Une source serbe a indiqué à MEE que l'investissement porte sur le système de missiles ALAS (Advanced Light Attack System) de confection serbe, qui est une « arme anti-blindés polyvalente d’une portée maximale de 60 km ». Cette même source a révélé que les Emirats sont intéressés par ces missiles car ils « devraient être capables de détruire tous les modèles de chars existant sur le marché mondial ».
Les Emirats arabes unis constituent le quatrième pays importateur d'armes du monde selon l'Institut international de recherche sur la paix de Stockholm. Le pays a dépensé plus de 19 milliards de dollars en matériel militaire en 2012. Avec une population de moins d'un million d'habitants, les Emirats sont désormais considérés comme le pays le plus lourdement armé de la planète sur la base du nombre d'armes par habitant.
Les relations serbo-émiraties en matière de défense sont de plus en plus étroites d'après la source serbe de MEE, qui a indiqué que « des formes initiales de coopération ont été établies au niveau des agences de sécurité militaire, de la police militaire et des unités spéciales, ainsi que dans les domaines des technologies de l'information et de la communication et de la cyber-défense ».
D'après cette même source, les Emirats s'intéressent en premier lieu à l'industrie de la défense serbe, en plein essor, mais ont également de nombreux autres investissements dans plusieurs secteurs industriels.
Une des transactions les plus importantes a été conclue en août 2013 lorsque la compagnie aérienne d'Abou Dhabi, Etihad Airways, a racheté 49% de la compagnie aérienne serbe déficitaire JAT Airways. Une nouvelle société, Air Serbia, est née de cet investissement, avec l'objectif déclaré de créer une plateforme de transport secondaire en Europe de l'Est.
L’ancien conseiller économique du gouvernement serbe exprime cependant des soupçons de corruption sur cet accord.
« Dans le cadre de l'accord avec JAT, Etihad ne fournit pas un investissement direct mais une note de crédit qui sera ensuite convertie en actions », a expliqué à MEE Dusan Pavlovic, conseiller du ministre serbe de l'Economie en poste de septembre 2013 à janvier 2014. « La République de Serbie est garante de cette note de crédit et si la nouvelle société fait faillite, ce sera au peuple serbe de payer les 40 millions d'euros. »
« Si cela se produisait, deux millions d'euros supplémentaires de frais juridiques devraient être versés à une société mêlant des proches du Premier ministre serbe », a-t-il ajouté.
D'après Dusan Pavlovic, les accords impliquant des investissements émiratis en Serbie sont tenus secrets en raison d'une clause de l'accord signé entre les deux gouvernements en mars 2013.
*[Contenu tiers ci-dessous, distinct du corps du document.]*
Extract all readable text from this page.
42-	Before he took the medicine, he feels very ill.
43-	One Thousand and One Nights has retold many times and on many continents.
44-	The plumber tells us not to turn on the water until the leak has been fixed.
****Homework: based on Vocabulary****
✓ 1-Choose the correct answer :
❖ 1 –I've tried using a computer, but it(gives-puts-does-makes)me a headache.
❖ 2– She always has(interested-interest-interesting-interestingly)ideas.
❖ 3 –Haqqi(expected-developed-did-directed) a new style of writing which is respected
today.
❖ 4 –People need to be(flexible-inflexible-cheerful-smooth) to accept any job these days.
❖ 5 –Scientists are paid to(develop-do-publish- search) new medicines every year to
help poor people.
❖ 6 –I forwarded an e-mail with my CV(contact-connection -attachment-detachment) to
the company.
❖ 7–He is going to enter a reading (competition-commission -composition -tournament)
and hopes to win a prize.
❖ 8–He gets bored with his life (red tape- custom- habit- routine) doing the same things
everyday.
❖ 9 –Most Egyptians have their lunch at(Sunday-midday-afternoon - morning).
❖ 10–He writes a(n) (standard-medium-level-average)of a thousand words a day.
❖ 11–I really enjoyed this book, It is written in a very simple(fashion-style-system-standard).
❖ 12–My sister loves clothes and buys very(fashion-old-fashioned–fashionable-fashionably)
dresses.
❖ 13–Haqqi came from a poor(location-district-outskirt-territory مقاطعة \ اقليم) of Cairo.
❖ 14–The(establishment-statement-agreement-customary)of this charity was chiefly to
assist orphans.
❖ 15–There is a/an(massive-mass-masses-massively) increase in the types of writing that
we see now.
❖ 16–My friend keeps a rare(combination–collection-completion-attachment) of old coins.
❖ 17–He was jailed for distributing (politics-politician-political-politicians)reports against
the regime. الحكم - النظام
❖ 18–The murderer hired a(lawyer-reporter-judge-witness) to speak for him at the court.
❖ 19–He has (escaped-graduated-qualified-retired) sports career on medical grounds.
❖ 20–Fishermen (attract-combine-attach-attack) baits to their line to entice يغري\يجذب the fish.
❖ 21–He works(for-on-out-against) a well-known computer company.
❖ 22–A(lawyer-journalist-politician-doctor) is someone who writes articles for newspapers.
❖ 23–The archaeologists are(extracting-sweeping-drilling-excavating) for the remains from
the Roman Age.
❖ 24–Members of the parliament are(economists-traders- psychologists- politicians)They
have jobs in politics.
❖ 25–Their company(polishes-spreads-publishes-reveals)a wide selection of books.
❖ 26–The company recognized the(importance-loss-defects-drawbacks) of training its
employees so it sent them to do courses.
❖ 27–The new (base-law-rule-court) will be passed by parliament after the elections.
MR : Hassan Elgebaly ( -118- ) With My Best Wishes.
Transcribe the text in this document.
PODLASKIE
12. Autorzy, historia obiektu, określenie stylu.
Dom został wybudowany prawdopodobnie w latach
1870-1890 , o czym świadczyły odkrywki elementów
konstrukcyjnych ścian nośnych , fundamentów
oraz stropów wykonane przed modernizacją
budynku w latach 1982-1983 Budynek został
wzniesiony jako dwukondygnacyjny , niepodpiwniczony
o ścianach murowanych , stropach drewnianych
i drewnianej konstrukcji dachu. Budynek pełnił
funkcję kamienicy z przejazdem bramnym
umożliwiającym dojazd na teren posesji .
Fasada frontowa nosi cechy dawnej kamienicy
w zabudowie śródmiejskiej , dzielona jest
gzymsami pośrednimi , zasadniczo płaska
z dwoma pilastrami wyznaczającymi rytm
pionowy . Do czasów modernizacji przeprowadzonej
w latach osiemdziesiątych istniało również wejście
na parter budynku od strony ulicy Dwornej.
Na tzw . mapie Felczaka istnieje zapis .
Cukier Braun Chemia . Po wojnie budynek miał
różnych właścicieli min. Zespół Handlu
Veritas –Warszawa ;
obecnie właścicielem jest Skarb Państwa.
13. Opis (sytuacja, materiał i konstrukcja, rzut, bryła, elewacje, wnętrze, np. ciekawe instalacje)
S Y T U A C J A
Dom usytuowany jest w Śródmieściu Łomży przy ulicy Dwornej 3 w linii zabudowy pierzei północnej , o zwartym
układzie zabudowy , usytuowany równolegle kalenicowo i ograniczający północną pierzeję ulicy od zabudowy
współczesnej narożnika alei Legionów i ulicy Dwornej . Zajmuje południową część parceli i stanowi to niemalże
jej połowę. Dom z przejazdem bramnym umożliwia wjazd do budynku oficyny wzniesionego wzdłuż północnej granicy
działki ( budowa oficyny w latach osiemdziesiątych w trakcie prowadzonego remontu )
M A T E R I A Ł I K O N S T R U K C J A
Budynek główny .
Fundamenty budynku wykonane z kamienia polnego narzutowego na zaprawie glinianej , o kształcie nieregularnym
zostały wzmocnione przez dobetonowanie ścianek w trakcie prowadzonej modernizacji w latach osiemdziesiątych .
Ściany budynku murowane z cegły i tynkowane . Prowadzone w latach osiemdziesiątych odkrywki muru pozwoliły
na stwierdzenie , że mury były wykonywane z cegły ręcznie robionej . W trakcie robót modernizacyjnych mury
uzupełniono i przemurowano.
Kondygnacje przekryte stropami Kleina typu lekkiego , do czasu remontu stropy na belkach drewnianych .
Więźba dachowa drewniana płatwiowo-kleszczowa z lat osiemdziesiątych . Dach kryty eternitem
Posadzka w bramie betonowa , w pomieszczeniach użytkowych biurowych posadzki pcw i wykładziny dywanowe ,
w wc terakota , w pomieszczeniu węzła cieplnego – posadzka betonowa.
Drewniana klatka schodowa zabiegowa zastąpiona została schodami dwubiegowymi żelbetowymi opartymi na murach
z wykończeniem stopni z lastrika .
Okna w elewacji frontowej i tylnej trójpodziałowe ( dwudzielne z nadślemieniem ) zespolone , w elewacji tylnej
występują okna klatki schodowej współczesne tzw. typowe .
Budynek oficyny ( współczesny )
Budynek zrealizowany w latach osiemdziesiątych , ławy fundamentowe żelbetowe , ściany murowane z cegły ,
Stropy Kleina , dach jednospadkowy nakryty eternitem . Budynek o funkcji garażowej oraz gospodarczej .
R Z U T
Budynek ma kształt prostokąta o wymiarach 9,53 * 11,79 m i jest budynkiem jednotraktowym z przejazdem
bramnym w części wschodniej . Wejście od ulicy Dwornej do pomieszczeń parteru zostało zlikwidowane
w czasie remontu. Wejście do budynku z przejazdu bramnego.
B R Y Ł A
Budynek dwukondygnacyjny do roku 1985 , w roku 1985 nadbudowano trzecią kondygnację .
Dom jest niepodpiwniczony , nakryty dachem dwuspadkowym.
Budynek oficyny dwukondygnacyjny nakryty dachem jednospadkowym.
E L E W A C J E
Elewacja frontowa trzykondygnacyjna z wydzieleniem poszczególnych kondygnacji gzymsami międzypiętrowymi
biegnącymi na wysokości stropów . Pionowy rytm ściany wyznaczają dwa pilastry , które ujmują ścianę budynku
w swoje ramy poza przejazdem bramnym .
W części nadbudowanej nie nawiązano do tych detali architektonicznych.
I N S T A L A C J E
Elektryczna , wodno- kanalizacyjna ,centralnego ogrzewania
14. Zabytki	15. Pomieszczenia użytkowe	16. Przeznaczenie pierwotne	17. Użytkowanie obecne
« Cet accord comporte des dispositions permettant de ne pas tenir compte de la législation nationale de Serbie. Par exemple, tout investissement provenant des Emirats a la priorité sur les transactions locales », a-t-il indiqué.
« L'accord sur les investissements des Emirats en Serbie stipule également que les informations concernant les transaction doivent rester secrètes. »
Pavlovic critique la plupart des investissements émiratis les plus en vue et reproche au gouvernement serbe de mentir à son peuple.
Il juge par exemple une proposition émiratie d'investissement immobilier d’une valeur de plusieurs milliards de dollars comme étant « complètement absurde », dans la mesure où « il n'y a tout simplement pas de marché pour des appartements de luxe » dans un pays aussi pauvre que la Serbie.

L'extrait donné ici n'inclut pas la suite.